I just returned home from seeing the movie, Julie and Julia, which I thought was a wonderful film.  Julia Child is the heroine of every woman who not only runs a restaurant, but who writes and cooks.  French cooks lean heavily on butter and cream, and there’s no question that both ingredients make food taste good.  But in this era of watching our waistlines expanding, where we face an epidemic of childhood obesity, I believe it’s important that we start to cook and eat healthy.  We need not forego good taste, however, which is why I’m constantly on the lookout for new ways to cook healthy, but with delicious, recipes.  That’s the reason I burrowed into the September issue of Cooking Light magazine.

Generally I try to stay away from magazine fare.  Most seem to pander to women of all ages.   And why not?  Don’t we know that women control how most of the money in a household is spent?  Magazines seem to overload us with advertising directed at just that demographic—women who control the money.

I was surprised to see that, although Cooking Light has its share of advertising, what I liked about this issue is that even the ads are directed toward healthy cooking.   For example, the issue contained a special advertising section covering the American South, but even then the advertising text tells us where to eat in each state covered, as well as other matters dealing with the southern states. 

But the article on New Orleans was totally devoid of advertising, a very interesting take of eating in this fabled city, even after Katrina destroyed a great part of it.

Also helpful for a restaurateur such as me as well as the general public was the CNNMoney poll that was featured, extracting opinions from those polled on such questions for the general public as “What healthy foods are worth paying more for?” and “How are you cutting back on restaurant bills?”

I also liked the series of recipes under the heading of “30 minutes,” which are designed for, one supposes, working women who have to cook dinner after coming home from work.  Someday, maybe, Cooking Light will feature recipes for the husband who might take it upon himself to fix dinner while his wife relaxes with the newspaper.

The magazine is more organized than before.  The recipes are printed in an easy-to-clip format, ready to put in your own cooking scrapbook.  They are creative, but not intimidating.  Cooking Light now provides a food photo with each recipe, something that is helpful for any cooks.

Cooking Light has a section on budget cooking and "The Enlightened Cook" which features recipe that are interesting, gourmet and easy to make.

  The editor tells us at the beginning of the issue that most of the changes made in this issue are in response to reader requests.  I’m for that.


Warm Carnberry-Walnut Brie

serves 8

1     8-ounce round Brie cheese

2     tablespoons dried cranberries

1     teaspoon chopped fresh thyme

1     teaspoon chopped walnuts, toasted

40   low-sodium 100 percent whole wheat crackers

-Preheat ovent to 350 degree F.

-Using a serrated knife, remove topmost rind from cheese; discard rind.  Place cheese, cut side up, in a small ovenproof baking dish; sprinkle with cranberries and thyme.  Top evenly with nuts.
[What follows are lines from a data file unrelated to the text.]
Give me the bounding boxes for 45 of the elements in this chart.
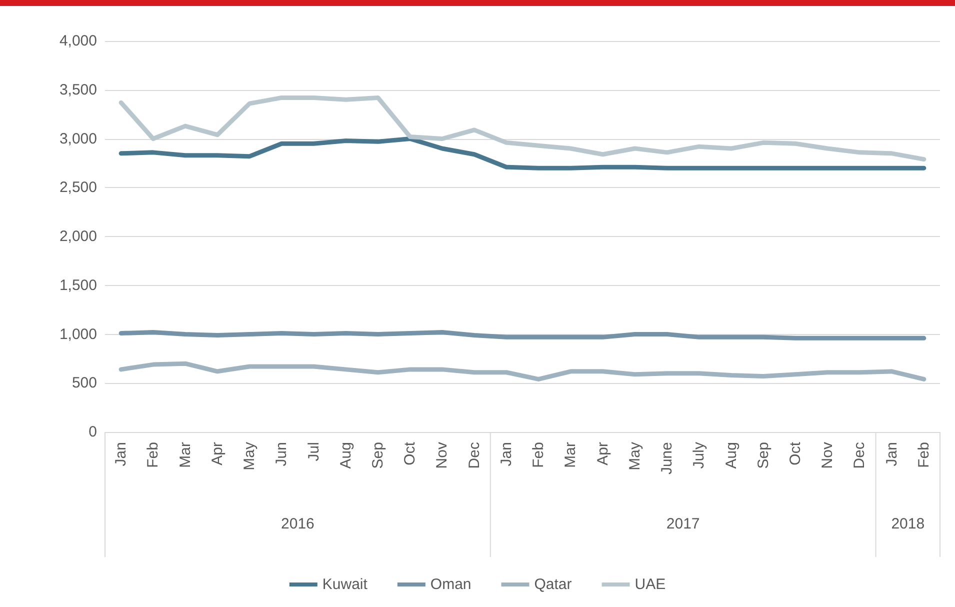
x-tick-label: Jul <box>305 442 322 462</box>
x-tick-label: May <box>626 442 644 470</box>
x-tick-label: Feb <box>144 442 162 468</box>
y-tick-label: 2,000 <box>59 228 97 245</box>
x-tick-label: Nov <box>434 442 451 469</box>
x-tick-label: Jan <box>883 442 900 466</box>
x-tick-label: Apr <box>208 442 226 466</box>
y-tick-label: 1,500 <box>59 276 97 294</box>
x-tick-label: June <box>658 442 676 475</box>
y-tick-label: 1,000 <box>59 326 97 343</box>
x-tick-label: Mar <box>176 442 194 468</box>
x-tick-label: Jun <box>273 442 290 466</box>
x-tick-label: Mar <box>562 442 580 468</box>
x-tick-label: Nov <box>819 442 836 469</box>
x-tick-label: Jan <box>498 442 515 466</box>
x-tick-label: Aug <box>722 442 740 469</box>
x-tick-label: Dec <box>466 442 483 469</box>
x-tick-label: Sep <box>754 442 772 469</box>
x-tick-label: Feb <box>530 442 548 468</box>
y-tick-label: 3,000 <box>59 130 97 148</box>
text: 2017 <box>666 516 700 532</box>
x-tick-label: Jan <box>112 442 130 466</box>
line-series <box>118 95 926 162</box>
legend-label: UAE <box>634 576 666 593</box>
x-tick-label: Feb <box>915 442 932 468</box>
x-tick-label: Aug <box>337 442 354 469</box>
y-tick-label: 3,500 <box>59 81 97 98</box>
line-series <box>118 361 926 382</box>
y-tick-label: 0 <box>88 424 97 440</box>
y-tick-label: 4,000 <box>59 32 97 50</box>
x-tick-label: Oct <box>786 441 804 466</box>
legend-label: Oman <box>430 576 472 593</box>
x-tick-label: Sep <box>369 442 386 469</box>
y-tick-label: 2,500 <box>59 179 97 196</box>
text: 2016 <box>281 516 314 532</box>
x-tick-label: Oct <box>402 441 419 466</box>
legend-label: Qatar <box>534 576 572 593</box>
x-tick-label: Dec <box>851 442 868 469</box>
x-tick-label: July <box>690 442 708 469</box>
x-tick-label: Apr <box>594 442 612 466</box>
x-tick-label: May <box>241 442 258 470</box>
text: 2018 <box>891 516 925 532</box>
line-series <box>118 136 926 170</box>
legend-label: Kuwait <box>322 576 368 593</box>
y-tick-label: 500 <box>72 374 97 392</box>
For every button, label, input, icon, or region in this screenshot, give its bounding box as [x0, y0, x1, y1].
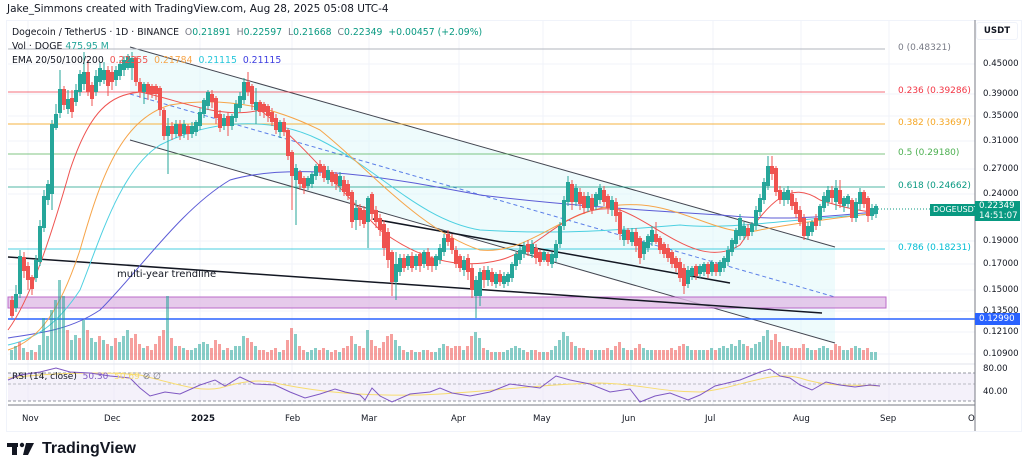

-Bake at 350 degree F. for 15 minutes or until cheese is soft and warm.  Serve immediately with crackers.

I’m copying below a recipe for Warm Brie, Cranberries and Walnuts.  Not only was the photo tantalizing, but at the end of the recipe was a listing of the value of the nutrients in the recipe.  That is something I do with the cookbooks that I write, and it’s something that has to be helpful to all cooks at home.